7. En premier lieu, si le juge des référés, saisi sur le fondement de l'article L. 521-3 du code de justice administrative, peut prescrire, à des fins conservatoires ou à titre provisoire, toutes mesures autres que celles régies par les articles L. 521-1 et L. 521-2 du code de justice administrative, notamment sous forme d'injonctions adressées tant à des personnes privées que, le cas échéant, à l'administration, à condition que ces mesures soient utiles et ne se heurtent à aucune contestation sérieuse, une demande tendant à prendre des mesures réglementaires, y compris d'organisation des services placés sous son autorité, n'est pas au nombre de celles qui peuvent être présentées au juge des référés sur le fondement de l'article L. 521-3 du code de justice administrative, eu égard à l'objet de ces dispositions et aux pouvoirs que le juge des référés tient des articles L. 521-1 et L. 521-2 du même code.

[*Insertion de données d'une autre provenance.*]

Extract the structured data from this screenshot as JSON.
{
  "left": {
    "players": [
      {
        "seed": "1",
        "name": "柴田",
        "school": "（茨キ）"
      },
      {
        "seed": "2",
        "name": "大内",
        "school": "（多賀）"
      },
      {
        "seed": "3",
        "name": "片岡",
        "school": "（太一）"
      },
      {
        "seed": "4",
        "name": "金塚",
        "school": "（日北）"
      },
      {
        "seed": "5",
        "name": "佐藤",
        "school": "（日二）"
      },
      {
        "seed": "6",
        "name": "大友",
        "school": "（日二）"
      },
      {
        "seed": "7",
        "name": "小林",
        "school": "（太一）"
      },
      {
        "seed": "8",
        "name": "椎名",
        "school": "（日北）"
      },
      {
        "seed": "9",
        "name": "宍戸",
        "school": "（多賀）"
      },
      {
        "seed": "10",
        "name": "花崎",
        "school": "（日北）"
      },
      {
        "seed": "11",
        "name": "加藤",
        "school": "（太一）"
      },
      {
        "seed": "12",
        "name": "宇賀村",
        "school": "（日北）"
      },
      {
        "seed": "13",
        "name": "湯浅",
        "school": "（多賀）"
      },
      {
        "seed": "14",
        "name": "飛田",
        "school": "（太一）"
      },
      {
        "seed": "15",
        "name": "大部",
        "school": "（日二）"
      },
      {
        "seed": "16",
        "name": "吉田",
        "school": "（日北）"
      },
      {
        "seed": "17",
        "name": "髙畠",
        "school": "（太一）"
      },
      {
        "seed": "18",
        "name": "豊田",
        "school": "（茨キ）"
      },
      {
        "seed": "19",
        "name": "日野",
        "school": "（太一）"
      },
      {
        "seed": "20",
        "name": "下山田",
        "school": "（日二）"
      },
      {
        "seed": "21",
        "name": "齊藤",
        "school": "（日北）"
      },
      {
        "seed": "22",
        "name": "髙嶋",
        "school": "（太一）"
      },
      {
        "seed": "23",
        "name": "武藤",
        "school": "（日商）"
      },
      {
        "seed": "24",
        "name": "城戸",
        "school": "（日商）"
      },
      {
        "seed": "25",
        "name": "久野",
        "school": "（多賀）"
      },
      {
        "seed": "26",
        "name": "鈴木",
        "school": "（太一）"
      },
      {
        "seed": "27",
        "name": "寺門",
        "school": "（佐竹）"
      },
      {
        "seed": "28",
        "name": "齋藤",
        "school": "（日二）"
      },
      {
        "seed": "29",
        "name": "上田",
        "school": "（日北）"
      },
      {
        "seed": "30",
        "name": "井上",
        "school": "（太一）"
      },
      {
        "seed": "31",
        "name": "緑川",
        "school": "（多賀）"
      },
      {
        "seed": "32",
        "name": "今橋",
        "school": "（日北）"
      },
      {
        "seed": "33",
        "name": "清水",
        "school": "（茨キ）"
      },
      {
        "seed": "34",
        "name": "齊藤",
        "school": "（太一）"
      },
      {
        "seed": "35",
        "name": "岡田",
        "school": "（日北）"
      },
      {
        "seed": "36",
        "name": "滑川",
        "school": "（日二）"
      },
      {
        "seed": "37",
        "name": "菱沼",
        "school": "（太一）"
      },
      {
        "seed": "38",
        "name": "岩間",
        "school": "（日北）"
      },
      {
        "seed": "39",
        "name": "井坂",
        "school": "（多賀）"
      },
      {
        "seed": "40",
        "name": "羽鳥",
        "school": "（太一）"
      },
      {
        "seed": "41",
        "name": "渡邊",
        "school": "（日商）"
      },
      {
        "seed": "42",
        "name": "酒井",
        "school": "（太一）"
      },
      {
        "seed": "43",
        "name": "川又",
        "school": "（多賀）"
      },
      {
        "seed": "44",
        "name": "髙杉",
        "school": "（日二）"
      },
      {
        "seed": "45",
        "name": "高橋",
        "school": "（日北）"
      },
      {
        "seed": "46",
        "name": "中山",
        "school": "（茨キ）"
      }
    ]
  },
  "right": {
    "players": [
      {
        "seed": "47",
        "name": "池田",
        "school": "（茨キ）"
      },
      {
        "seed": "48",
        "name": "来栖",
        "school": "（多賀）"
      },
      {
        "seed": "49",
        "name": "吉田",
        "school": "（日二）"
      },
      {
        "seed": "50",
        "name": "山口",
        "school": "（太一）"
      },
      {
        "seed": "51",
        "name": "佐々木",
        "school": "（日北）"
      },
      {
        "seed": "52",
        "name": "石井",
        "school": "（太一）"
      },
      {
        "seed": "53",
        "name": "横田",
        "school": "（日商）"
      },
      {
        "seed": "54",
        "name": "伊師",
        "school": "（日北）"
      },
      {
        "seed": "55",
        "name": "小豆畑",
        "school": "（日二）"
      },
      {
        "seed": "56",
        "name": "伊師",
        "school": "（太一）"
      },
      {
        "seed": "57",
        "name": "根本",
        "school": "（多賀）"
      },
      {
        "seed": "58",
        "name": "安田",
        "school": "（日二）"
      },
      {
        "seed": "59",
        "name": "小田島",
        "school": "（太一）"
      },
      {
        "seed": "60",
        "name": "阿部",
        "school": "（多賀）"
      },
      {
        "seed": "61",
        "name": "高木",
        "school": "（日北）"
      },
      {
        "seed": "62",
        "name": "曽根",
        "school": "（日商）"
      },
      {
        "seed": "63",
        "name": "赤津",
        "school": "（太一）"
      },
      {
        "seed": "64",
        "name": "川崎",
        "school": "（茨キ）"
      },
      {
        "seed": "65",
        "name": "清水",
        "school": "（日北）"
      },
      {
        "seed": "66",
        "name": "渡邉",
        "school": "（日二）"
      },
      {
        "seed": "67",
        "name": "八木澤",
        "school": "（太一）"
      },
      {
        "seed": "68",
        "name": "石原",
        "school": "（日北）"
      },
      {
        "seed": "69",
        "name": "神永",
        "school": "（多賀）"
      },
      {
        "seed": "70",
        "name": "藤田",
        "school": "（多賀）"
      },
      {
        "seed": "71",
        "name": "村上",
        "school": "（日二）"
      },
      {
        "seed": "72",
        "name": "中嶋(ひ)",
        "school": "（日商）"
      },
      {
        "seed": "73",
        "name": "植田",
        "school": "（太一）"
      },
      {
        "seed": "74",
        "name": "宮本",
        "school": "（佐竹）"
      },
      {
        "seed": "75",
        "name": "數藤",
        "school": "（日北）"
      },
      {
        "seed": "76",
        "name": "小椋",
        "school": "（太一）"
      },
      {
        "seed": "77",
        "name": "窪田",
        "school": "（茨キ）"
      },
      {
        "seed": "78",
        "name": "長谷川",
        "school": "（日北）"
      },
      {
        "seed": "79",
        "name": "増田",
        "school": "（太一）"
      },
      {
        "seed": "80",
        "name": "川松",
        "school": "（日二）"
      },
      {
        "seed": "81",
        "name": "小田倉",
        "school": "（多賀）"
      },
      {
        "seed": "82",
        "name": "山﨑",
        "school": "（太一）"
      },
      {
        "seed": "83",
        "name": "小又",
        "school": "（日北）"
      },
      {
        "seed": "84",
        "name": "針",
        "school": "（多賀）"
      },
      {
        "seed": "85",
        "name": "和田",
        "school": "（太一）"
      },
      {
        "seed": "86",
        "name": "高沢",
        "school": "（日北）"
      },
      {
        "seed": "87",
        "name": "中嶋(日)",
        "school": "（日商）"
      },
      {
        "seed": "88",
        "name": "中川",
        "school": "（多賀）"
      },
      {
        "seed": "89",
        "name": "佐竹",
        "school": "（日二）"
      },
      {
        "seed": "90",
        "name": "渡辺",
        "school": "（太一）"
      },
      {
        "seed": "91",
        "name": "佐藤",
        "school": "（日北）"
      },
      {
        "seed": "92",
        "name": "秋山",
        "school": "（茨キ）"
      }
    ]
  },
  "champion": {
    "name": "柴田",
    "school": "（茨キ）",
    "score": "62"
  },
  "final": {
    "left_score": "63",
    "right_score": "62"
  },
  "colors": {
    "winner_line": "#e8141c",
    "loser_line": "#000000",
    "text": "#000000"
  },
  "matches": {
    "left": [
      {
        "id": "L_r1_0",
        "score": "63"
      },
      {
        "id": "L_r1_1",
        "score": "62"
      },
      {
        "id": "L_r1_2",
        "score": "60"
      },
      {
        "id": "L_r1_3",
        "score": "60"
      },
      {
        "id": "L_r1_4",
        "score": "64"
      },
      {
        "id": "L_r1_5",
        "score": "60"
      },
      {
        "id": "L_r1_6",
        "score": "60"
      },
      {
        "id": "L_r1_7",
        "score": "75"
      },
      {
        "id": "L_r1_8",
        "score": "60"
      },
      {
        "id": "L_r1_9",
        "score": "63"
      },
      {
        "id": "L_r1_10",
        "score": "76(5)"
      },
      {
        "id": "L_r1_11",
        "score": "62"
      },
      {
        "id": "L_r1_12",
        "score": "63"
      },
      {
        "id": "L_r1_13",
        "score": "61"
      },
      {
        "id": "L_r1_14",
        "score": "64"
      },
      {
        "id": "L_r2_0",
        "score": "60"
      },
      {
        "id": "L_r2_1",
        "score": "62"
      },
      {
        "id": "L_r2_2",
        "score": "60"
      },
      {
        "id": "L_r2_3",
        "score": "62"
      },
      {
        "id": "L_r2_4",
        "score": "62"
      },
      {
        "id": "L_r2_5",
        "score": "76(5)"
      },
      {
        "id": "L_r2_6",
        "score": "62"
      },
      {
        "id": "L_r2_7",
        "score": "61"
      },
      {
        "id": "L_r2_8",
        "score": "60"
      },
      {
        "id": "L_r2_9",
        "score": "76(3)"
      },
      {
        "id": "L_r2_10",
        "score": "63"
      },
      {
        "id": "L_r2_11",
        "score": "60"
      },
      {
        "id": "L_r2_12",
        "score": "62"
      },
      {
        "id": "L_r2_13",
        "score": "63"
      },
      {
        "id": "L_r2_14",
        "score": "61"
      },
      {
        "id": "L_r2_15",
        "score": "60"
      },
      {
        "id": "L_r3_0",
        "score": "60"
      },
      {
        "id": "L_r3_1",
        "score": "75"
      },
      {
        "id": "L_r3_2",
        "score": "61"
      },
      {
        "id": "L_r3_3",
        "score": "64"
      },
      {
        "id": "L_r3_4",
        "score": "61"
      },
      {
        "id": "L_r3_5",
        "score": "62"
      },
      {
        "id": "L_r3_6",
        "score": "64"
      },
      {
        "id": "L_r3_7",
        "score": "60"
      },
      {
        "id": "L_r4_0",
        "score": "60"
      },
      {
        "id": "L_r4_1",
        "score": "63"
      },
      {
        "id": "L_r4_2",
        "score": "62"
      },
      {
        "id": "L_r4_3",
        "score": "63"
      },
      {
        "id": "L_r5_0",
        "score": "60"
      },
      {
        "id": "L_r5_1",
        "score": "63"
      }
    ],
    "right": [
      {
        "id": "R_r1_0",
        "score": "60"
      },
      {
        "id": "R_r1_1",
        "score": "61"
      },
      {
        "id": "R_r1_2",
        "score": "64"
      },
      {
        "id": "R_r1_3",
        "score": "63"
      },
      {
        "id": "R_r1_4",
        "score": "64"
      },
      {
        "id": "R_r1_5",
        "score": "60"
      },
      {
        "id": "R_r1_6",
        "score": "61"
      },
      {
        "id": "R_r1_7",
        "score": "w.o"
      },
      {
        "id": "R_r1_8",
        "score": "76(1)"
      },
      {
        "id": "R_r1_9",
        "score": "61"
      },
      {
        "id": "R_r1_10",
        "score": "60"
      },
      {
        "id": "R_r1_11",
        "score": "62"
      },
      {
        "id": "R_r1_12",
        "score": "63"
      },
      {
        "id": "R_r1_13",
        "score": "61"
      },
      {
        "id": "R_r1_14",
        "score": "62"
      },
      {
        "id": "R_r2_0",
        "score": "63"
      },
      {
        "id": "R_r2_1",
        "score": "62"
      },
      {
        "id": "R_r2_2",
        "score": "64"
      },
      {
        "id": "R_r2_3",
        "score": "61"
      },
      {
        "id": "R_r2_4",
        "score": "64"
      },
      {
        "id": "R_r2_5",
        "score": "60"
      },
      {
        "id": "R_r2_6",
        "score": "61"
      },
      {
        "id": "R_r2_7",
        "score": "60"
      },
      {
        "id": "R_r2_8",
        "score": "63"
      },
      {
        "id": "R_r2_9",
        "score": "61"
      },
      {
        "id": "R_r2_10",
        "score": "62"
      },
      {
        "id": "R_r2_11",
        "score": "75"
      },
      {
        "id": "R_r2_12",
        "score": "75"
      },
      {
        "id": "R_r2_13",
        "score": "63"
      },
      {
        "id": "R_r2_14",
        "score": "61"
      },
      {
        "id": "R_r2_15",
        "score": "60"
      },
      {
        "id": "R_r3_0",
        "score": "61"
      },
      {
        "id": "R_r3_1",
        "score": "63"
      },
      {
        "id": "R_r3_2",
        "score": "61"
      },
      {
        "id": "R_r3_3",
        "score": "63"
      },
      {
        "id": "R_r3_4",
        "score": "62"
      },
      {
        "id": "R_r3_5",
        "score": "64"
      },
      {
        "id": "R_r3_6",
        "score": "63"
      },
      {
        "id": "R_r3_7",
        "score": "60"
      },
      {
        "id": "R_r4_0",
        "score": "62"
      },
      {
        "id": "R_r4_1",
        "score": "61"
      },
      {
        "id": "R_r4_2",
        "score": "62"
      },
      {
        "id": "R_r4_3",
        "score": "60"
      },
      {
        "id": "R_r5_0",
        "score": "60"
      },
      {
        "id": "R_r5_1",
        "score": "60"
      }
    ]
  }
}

Il s'ensuit que les conclusions de Mme C épouse B tendant à ordonner au préfet de l'Essonne de faire cesser l'inégal accès à la préfecture pour déposer une demande de titre de séjour et la rupture de continuité du service public ne peuvent qu'être rejetées.
8. En second lieu, Mme C épouse B a déposé le 8 janvier 2024 une demande de renouvellement de son titre de séjour " vie privée et familiale " auprès de la préfecture de l'Essonne. L'enregistrement de son dossier n'a pu aboutir et a fait l'objet d'un classement sans suite par la préfecture de l'Essonne le 15 janvier suivant au motif tiré de ce que la requérante a déposé une demande de " modification en cours ". Par suite, et dès lors que la requérante n'établit pas qu'elle aurait déposé une nouvelle demande postérieure à cette décision, le prononcé d'une mesure d'injonction se heurte à l'exécution de la décision de classement prise par le préfet de l'Essonne à laquelle elle ne saurait faire obstacle en vertu des termes mêmes de l'article L. 521-3 précité.
9. Il résulte de ce qui précède que la requête de Mme C épouse B doit être rejetée, en toutes ses conclusions, y compris celles relatives aux fins d'injonction et d'astreinte ainsi que celles tendant à l'application des dispositions de l'article L.761-1 du code de justice administrative.
O R D O N N E :
Article 1er : La requête de Mme C épouse B est rejetée.
Article 2 : La présente ordonnance sera notifiée à Mme A C épouse B.
Copie en sera adressée à la préfète de l'Essonne.
Fait à Versailles, le 29 mars 2024.
Le juge des référés,
signé
P. Fraisseix
La République mande et ordonne au ministre de l'intérieur et des Outre-mer en ce qui le concerne ou à tous commissaires de justice à ce requis en ce qui concerne les voies de droit commun, contre les parties privées, de pourvoir à l'exécution de la présente décision.